Como explican algunos diplomáticos europeos, que realizan su trabajo en La Habana, lo que se pierde con el puesto de trabajo es la posibilidad de ‘resolver’, de realizar esos pequeños hurtos gracias a los cuales la población puede sobrevivir. También algún cronista narra que los ‘disponibles’ tienen derecho a una indemnización igual a un mes por cada diez años trabajados que, sin duda, ni los miembros más neoliberales del Partido Popular español se atreverían a proponer como fórmula para flexibilizar el mercado laboral.

Otros comentaristas apuntan además que lo que no se dice, y quizá sea peor aún, es que ninguno de esos desempleados va a tener derecho a cualquier otro tipo de prestación posterior similar a los subsidios de paro españoles.
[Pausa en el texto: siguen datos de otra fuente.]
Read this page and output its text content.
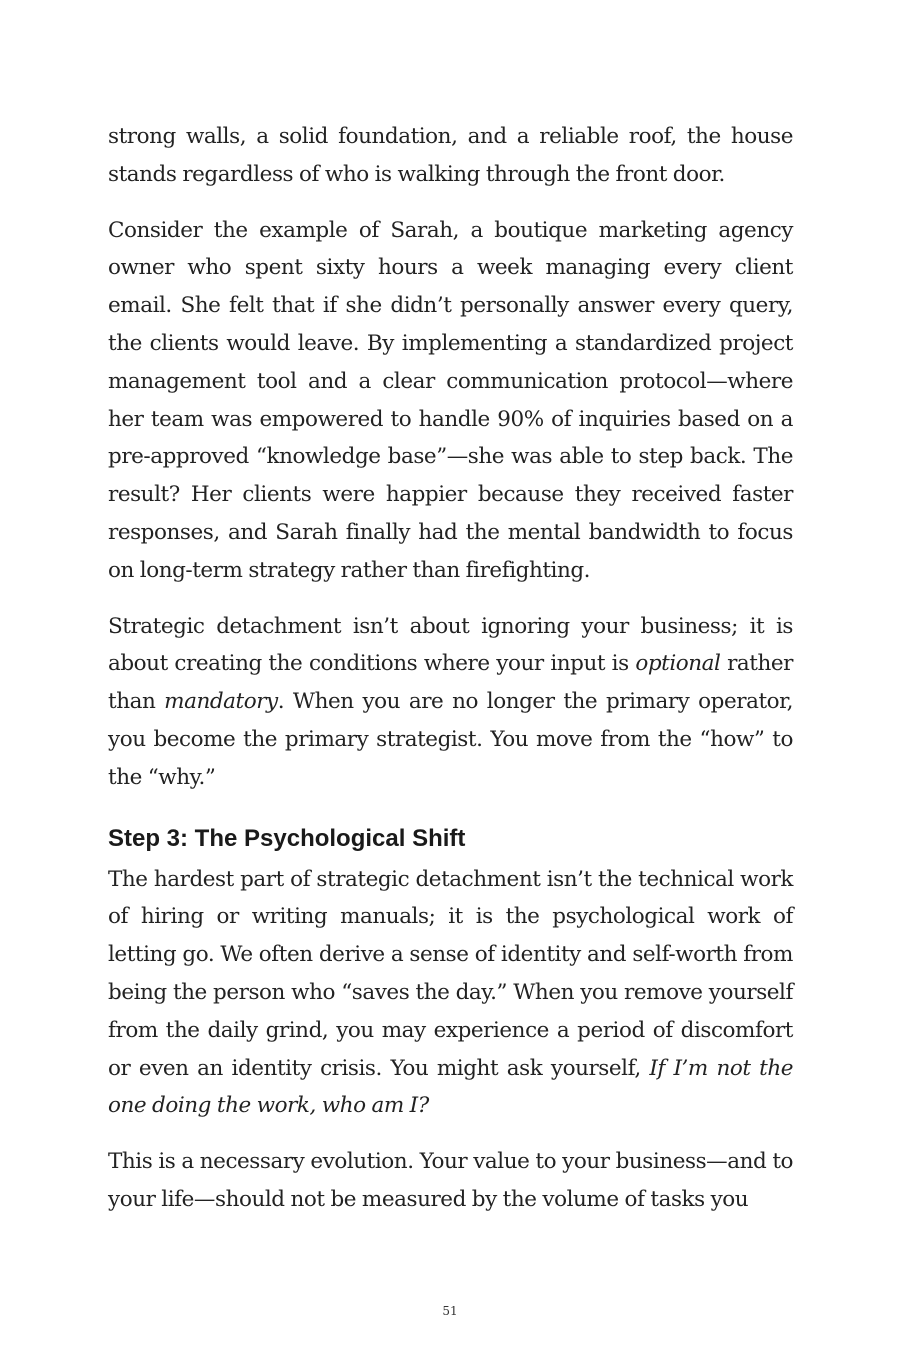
strong walls, a solid foundation, and a reliable roof, the house stands regardless of who is walking through the front door.

Consider the example of Sarah, a boutique marketing agency owner who spent sixty hours a week managing every client email. She felt that if she didn’t personally answer every query, the clients would leave. By implementing a standardized project management tool and a clear communication protocol—where her team was empowered to handle 90% of inquiries based on a pre-approved “knowledge base”—she was able to step back. The result? Her clients were happier because they received faster responses, and Sarah finally had the mental bandwidth to focus on long-term strategy rather than firefighting.

Strategic detachment isn’t about ignoring your business; it is about creating the conditions where your input is optional rather than mandatory. When you are no longer the primary operator, you become the primary strategist. You move from the “how” to the “why.”

Step 3: The Psychological Shift

The hardest part of strategic detachment isn’t the technical work of hiring or writing manuals; it is the psychological work of letting go. We often derive a sense of identity and self-worth from being the person who “saves the day.” When you remove yourself from the daily grind, you may experience a period of discomfort or even an identity crisis. You might ask yourself, If I’m not the one doing the work, who am I?

This is a necessary evolution. Your value to your business—and to your life—should not be measured by the volume of tasks you

51
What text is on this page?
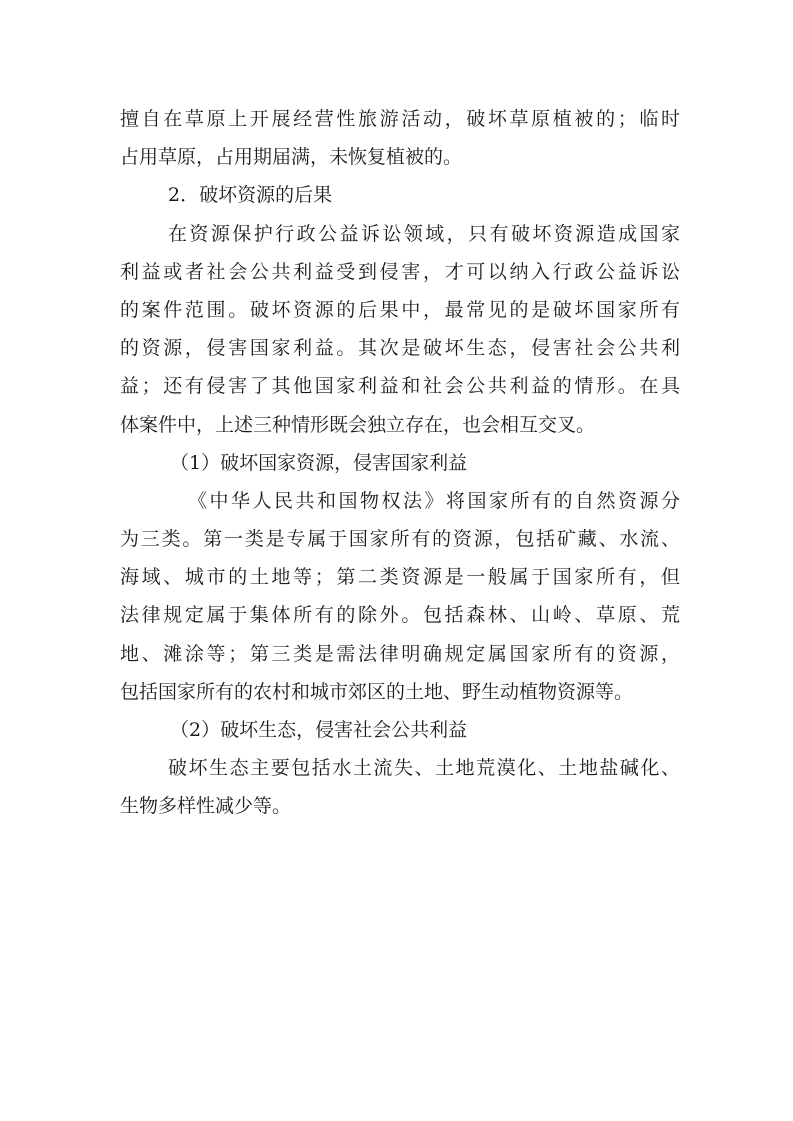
擅自在草原上开展经营性旅游活动，破坏草原植被的；临时
占用草原，占用期届满，未恢复植被的。
2．破坏资源的后果
在资源保护行政公益诉讼领域，只有破坏资源造成国家
利益或者社会公共利益受到侵害，才可以纳入行政公益诉讼
的案件范围。破坏资源的后果中，最常见的是破坏国家所有
的资源，侵害国家利益。其次是破坏生态，侵害社会公共利
益；还有侵害了其他国家利益和社会公共利益的情形。在具
体案件中，上述三种情形既会独立存在，也会相互交叉。
（1）破坏国家资源，侵害国家利益
《中华人民共和国物权法》将国家所有的自然资源分
为三类。第一类是专属于国家所有的资源，包括矿藏、水流、
海域、城市的土地等；第二类资源是一般属于国家所有，但
法律规定属于集体所有的除外。包括森林、山岭、草原、荒
地、滩涂等；第三类是需法律明确规定属国家所有的资源，
包括国家所有的农村和城市郊区的土地、野生动植物资源等。
（2）破坏生态，侵害社会公共利益
破坏生态主要包括水土流失、土地荒漠化、土地盐碱化、
生物多样性减少等。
Nada de nada. Si usted trabajo 30 años en Cuba y ha sido designado para perder su medio de vida por una de esas ‘estrambóticas’ comisiones en las que los sindicalistas ofician como delatores, le dan 42 euros y se olvidan de que existe. Eso sí que es socialismo del siglo XXI, camaradas.

Además, los analistas callejeros de Radio Bemba (nombre con el que se conoce en Cuba a la circulación de los rumores) muestran una gran preocupación por estas reformas económicas que va a llevar a cabo Raúl Castro para ‘salvar’ la Revolución. Hay hasta quien dice, siempre en voz muy baja, por supuesto, que quizá no estuviera tan mal dejar que se ahogara. Una cosa ya se sabe. Aunque la cartilla de racionamiento adelgace día a día, los cambios de sexo serán gratis.

Al menos eso aseguró hace muy poco el ministro de Economía, Marino Murillo, en la Asamblea del Poder Popular ante la pegunta al respecto que le planteó un diputado. Murillo dijo además que «todo lo que tenga que ver con la salud de las personas en Cuba, jamás en la vida se va a cobrar. Eso se mantiene». Afirmación a los que algunos malintencionados comentaristas han añadido las palabras de momento.

Las reformas sociales, en cambio, no han encontrado un apoyo total en una institución fundamental en la isla caribeña; la Iglesia. Y eso, según Radio Bemba, es un problema debido a la trascendencia social que tiene la religión en la cultura popular del pueblo cubano.

Las discrepancias han sido manifestadas en ‘Palabra Nueva’, una publicación de la Arquidiócesis de La Habana, feudo del cardenal Jaime Ortega. En ella, el economista Orlando Freire ha señalado que «tras varios meses de tanteos sobre los cambios que debían realizarse para actualizar nuestro modelo económico, las autoridades se han decidido por la menos audaz de las reformas que poseían en su arsenal: ampliar el trabajo por cuenta propia (privado)». Freire también critica que el Estado no se haya desprendido de ninguna de sus propiedades.

Hay observadores que echan de menos en estas críticas a la tradicional sensibilidad social de la Iglesia, sobre todo porque no se manifiesta inquietud alguna por la forma en que van a producirse los despidos anunciados. A pesar de sus matizaciones, la Iglesia ha reconocido que el trasvase de trabajadores públicos al sector privado, cuando tenga lugar, conllevará «un cambio del sistema».